For my husband and me, my father said he would buy a house. One with an in-law apartment in the basement. That way, he could come to live with us when he got too old to care for himself, he said.

“I don’t need much,” he told us. “A TV and a bed, is all. And you.”

Of all the riches he could fathom, what he desired most was a family.

 

****

On the last day of his life, my father and I ran errands together all day. A doctor’s appointment in the morning, then the Dollar General, then the Price Chopper. As I drove him home with his groceries, dud scratch-offs stuffed into his pants pocket, my father asked me again to tell him the odds of surviving his cancer. He knew I’d been researching nonstop since Dr. Petroski first discovered the kidney tumor, a bulge ludicrously visible on the CAT scan. I didn’t, I couldn’t, lie to him. These were facts. He had a right to know them.

“It’s about 9%, Dad,” I said, and then immediately had to qualify, for the single digit was shattering. “But remember, there are treatments. They can prolong your life.” I hated the way we kept repeating the clinical language like we were studying for a quiz. None of us knew how to adapt cancer-speak for our own tongues, and the unfamiliar words in our mouths fed the impossibility of what was happening. If it didn’t sound true, it couldn’t be.

But it was.

In just a few hours, my father would call me in the middle of an acute coronary episode, the result of cancer’s enormous stress on his body. “Please,” he would say, choking a little into the phone, “just talk me through this, honey.”

But I wouldn’t. Instead, I would hang up and call 911, and then my husband and I would drive to my father’s house to be with him. To answer questions about his medications. To watch, helpless, as the paramedics loaded him onto the ambulance. To ride with his dying body and listen to the wet, hollow sound of chest compression that would fail to revive him.

It would not be a peaceful death. I don’t believe in such a thing. But he would not be alone.

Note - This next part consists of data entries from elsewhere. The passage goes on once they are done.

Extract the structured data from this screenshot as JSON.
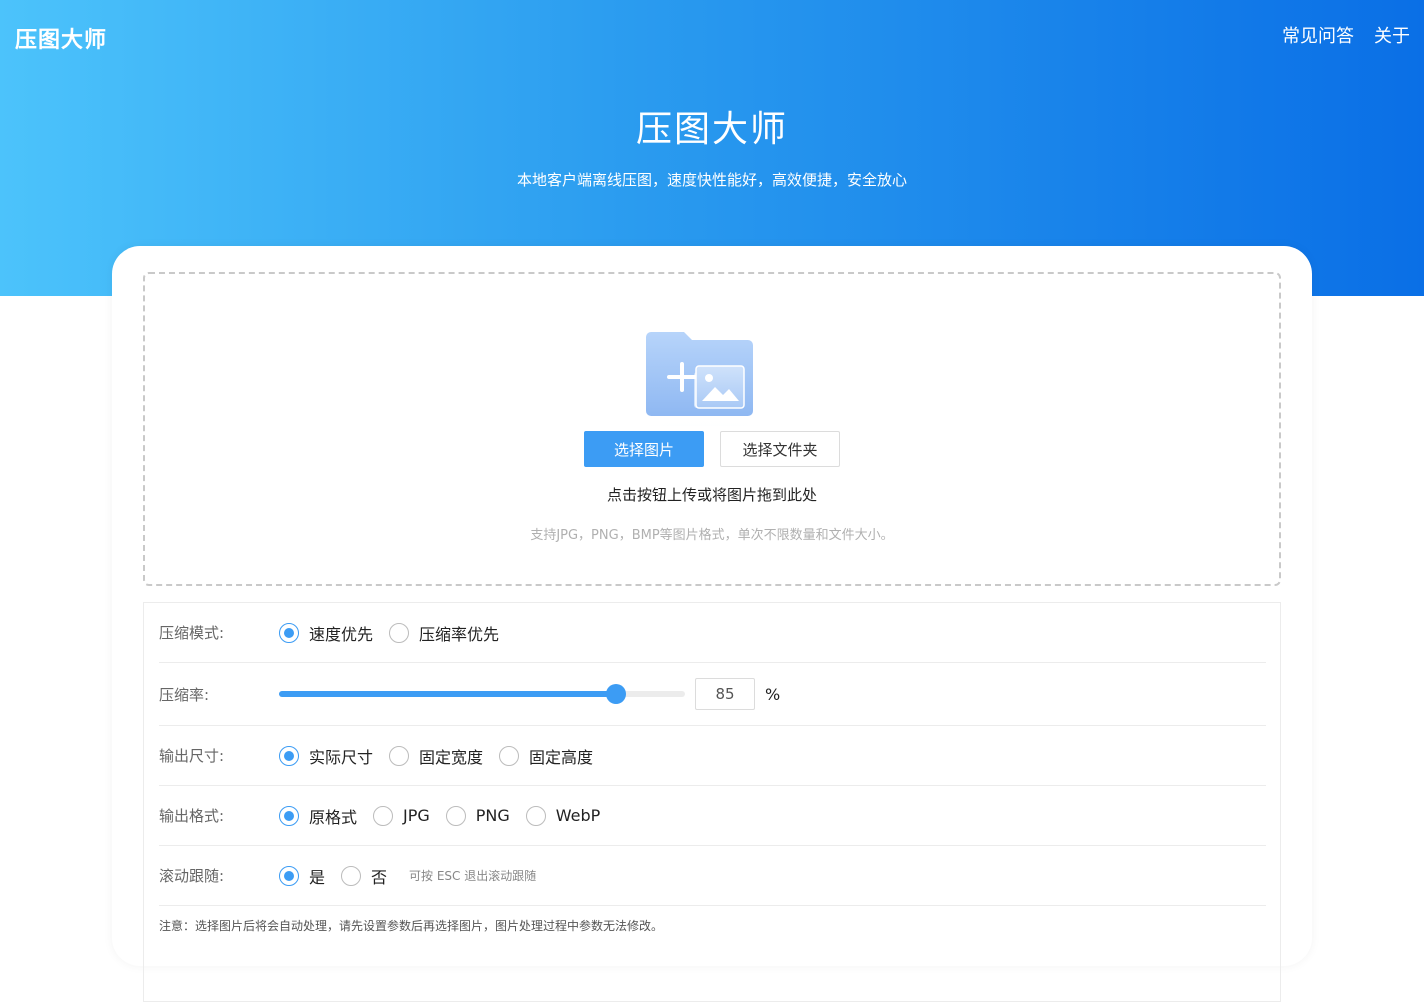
{
  "header": {
    "logo": "压图大师",
    "nav": [
      "常见问答",
      "关于"
    ],
    "title": "压图大师",
    "subtitle": "本地客户端离线压图，速度快性能好，高效便捷，安全放心"
  },
  "upload": {
    "select_images": "选择图片",
    "select_folder": "选择文件夹",
    "hint": "点击按钮上传或将图片拖到此处",
    "note": "支持JPG，PNG，BMP等图片格式，单次不限数量和文件大小。"
  },
  "settings": {
    "mode": {
      "label": "压缩模式:",
      "options": [
        "速度优先",
        "压缩率优先"
      ],
      "selected": 0
    },
    "rate": {
      "label": "压缩率:",
      "value": "85",
      "unit": "%",
      "fraction": 0.83
    },
    "size": {
      "label": "输出尺寸:",
      "options": [
        "实际尺寸",
        "固定宽度",
        "固定高度"
      ],
      "selected": 0
    },
    "format": {
      "label": "输出格式:",
      "options": [
        "原格式",
        "JPG",
        "PNG",
        "WebP"
      ],
      "selected": 0
    },
    "scroll": {
      "label": "滚动跟随:",
      "options": [
        "是",
        "否"
      ],
      "selected": 0,
      "hint": "可按 ESC 退出滚动跟随"
    },
    "footnote": "注意：选择图片后将会自动处理，请先设置参数后再选择图片，图片处理过程中参数无法修改。"
  },
  "colors": {
    "accent": "#3c9cf4",
    "gradient_start": "#4cc3fb",
    "gradient_end": "#0a6fe6"
  }
}
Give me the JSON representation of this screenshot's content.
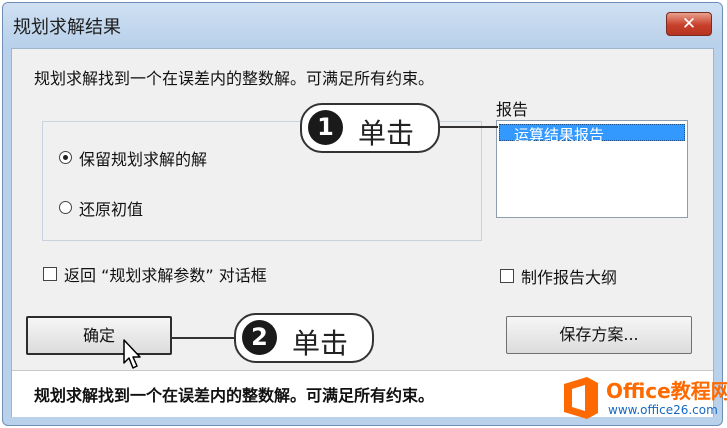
{
  "window": {
    "title": "规划求解结果",
    "close_glyph": "✕"
  },
  "main": {
    "message": "规划求解找到一个在误差内的整数解。可满足所有约束。",
    "options": [
      {
        "label": "保留规划求解的解",
        "selected": true
      },
      {
        "label": "还原初值",
        "selected": false
      }
    ],
    "return_checkbox_label": "返回 “规划求解参数” 对话框",
    "outline_checkbox_label": "制作报告大纲"
  },
  "report": {
    "label": "报告",
    "items": [
      {
        "label": "运算结果报告",
        "selected": true
      }
    ]
  },
  "buttons": {
    "ok_label": "确定",
    "save_scenario_label": "保存方案..."
  },
  "status": {
    "text": "规划求解找到一个在误差内的整数解。可满足所有约束。"
  },
  "annotations": [
    {
      "number": "1",
      "text": "单击"
    },
    {
      "number": "2",
      "text": "单击"
    }
  ],
  "watermark": {
    "brand": "Office教程网",
    "url": "www.office26.com"
  }
}
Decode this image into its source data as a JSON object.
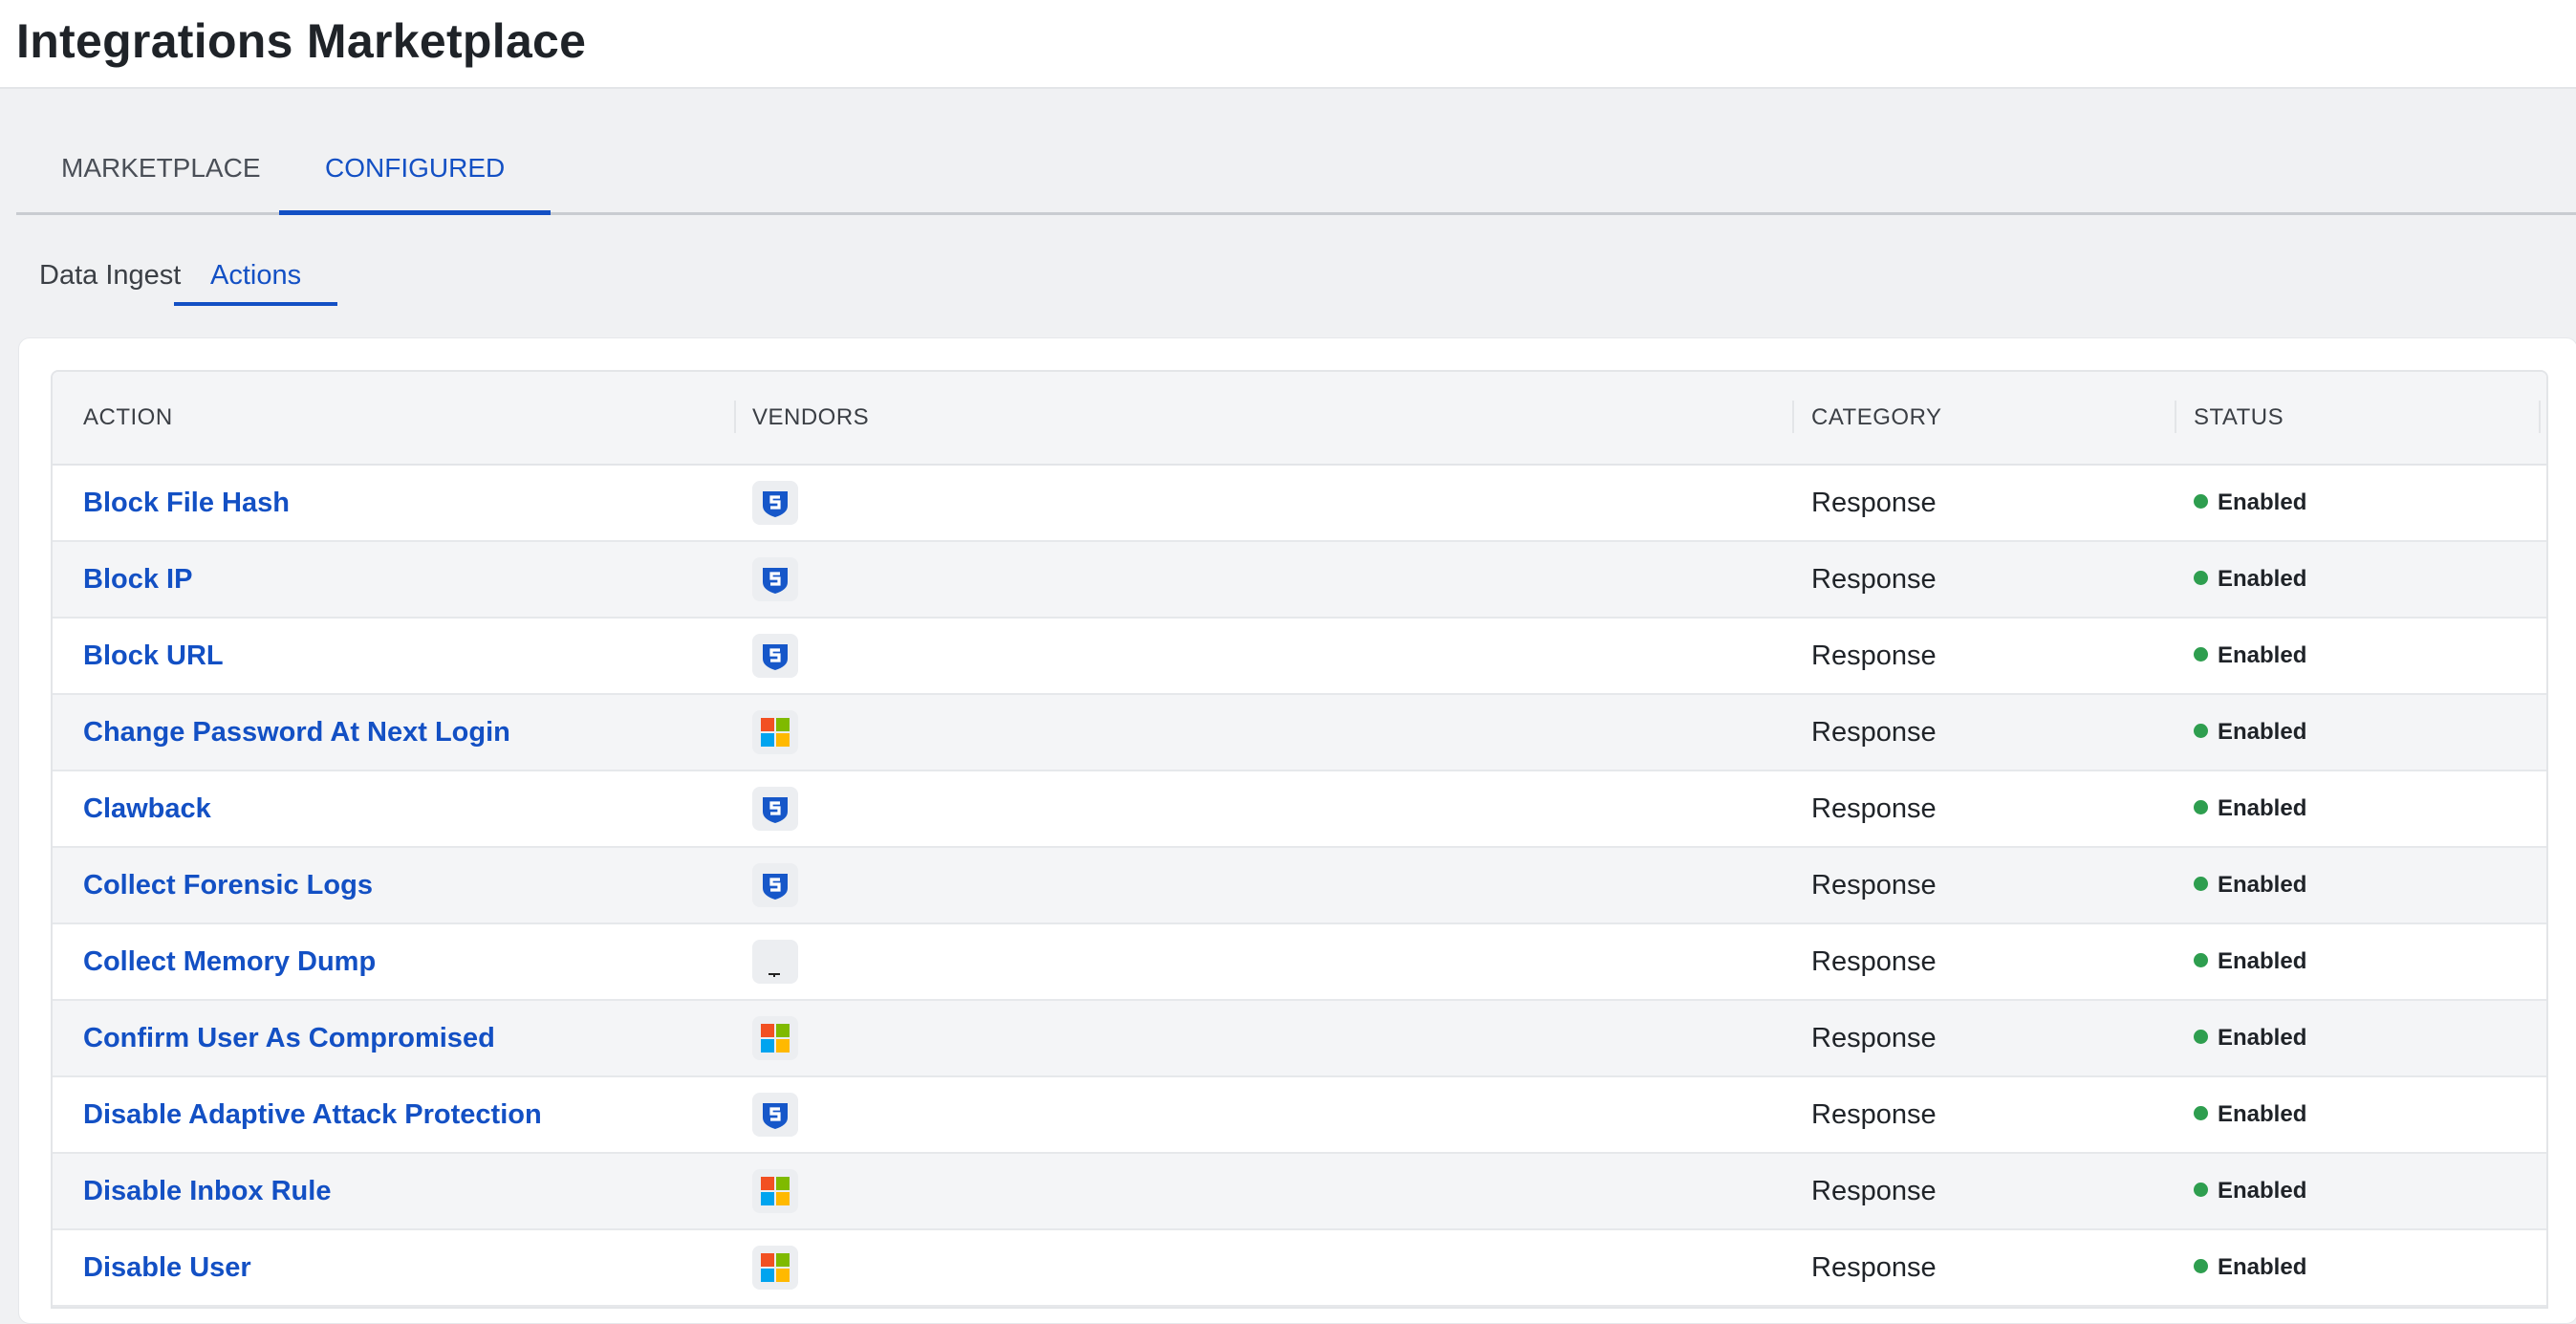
{
  "page": {
    "title": "Integrations Marketplace"
  },
  "tabs": {
    "marketplace": "MARKETPLACE",
    "configured": "CONFIGURED"
  },
  "subtabs": {
    "data_ingest": "Data Ingest",
    "actions": "Actions"
  },
  "table": {
    "headers": {
      "action": "ACTION",
      "vendors": "VENDORS",
      "category": "CATEGORY",
      "status": "STATUS"
    },
    "rows": [
      {
        "action": "Block File Hash",
        "vendor_icon": "shield-s-icon",
        "category": "Response",
        "status": "Enabled"
      },
      {
        "action": "Block IP",
        "vendor_icon": "shield-s-icon",
        "category": "Response",
        "status": "Enabled"
      },
      {
        "action": "Block URL",
        "vendor_icon": "shield-s-icon",
        "category": "Response",
        "status": "Enabled"
      },
      {
        "action": "Change Password At Next Login",
        "vendor_icon": "microsoft-icon",
        "category": "Response",
        "status": "Enabled"
      },
      {
        "action": "Clawback",
        "vendor_icon": "shield-s-icon",
        "category": "Response",
        "status": "Enabled"
      },
      {
        "action": "Collect Forensic Logs",
        "vendor_icon": "shield-s-icon",
        "category": "Response",
        "status": "Enabled"
      },
      {
        "action": "Collect Memory Dump",
        "vendor_icon": "generic-vendor-icon",
        "category": "Response",
        "status": "Enabled"
      },
      {
        "action": "Confirm User As Compromised",
        "vendor_icon": "microsoft-icon",
        "category": "Response",
        "status": "Enabled"
      },
      {
        "action": "Disable Adaptive Attack Protection",
        "vendor_icon": "shield-s-icon",
        "category": "Response",
        "status": "Enabled"
      },
      {
        "action": "Disable Inbox Rule",
        "vendor_icon": "microsoft-icon",
        "category": "Response",
        "status": "Enabled"
      },
      {
        "action": "Disable User",
        "vendor_icon": "microsoft-icon",
        "category": "Response",
        "status": "Enabled"
      }
    ]
  },
  "colors": {
    "accent": "#1350c4",
    "status_enabled": "#2e9e4f",
    "shield_blue": "#1657c9",
    "ms_red": "#f25022",
    "ms_green": "#7fba00",
    "ms_blue": "#00a4ef",
    "ms_yellow": "#ffb900"
  }
}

As I explained the odds of his cancer survival, my father lit a cigarette and cracked the passenger side window of my car. My mother had bought him an electric cigarette like hers, and he promised to start using it that night. Another tiny gesture in the direction of hope, or maybe one of acceptance for the only absolute in life. The one universal we all face. My father and I had landed on a contended moment where we were in this as a family, the dying. He told me he appreciated everything my mother and I had been doing for him. He told me I was the best daughter in the world.

Then he patted my hand across the console. “Well,” he said, “somebody’s got to be in that 9%, right?”

“That’s true, Dad,” I said. Somebody had to be.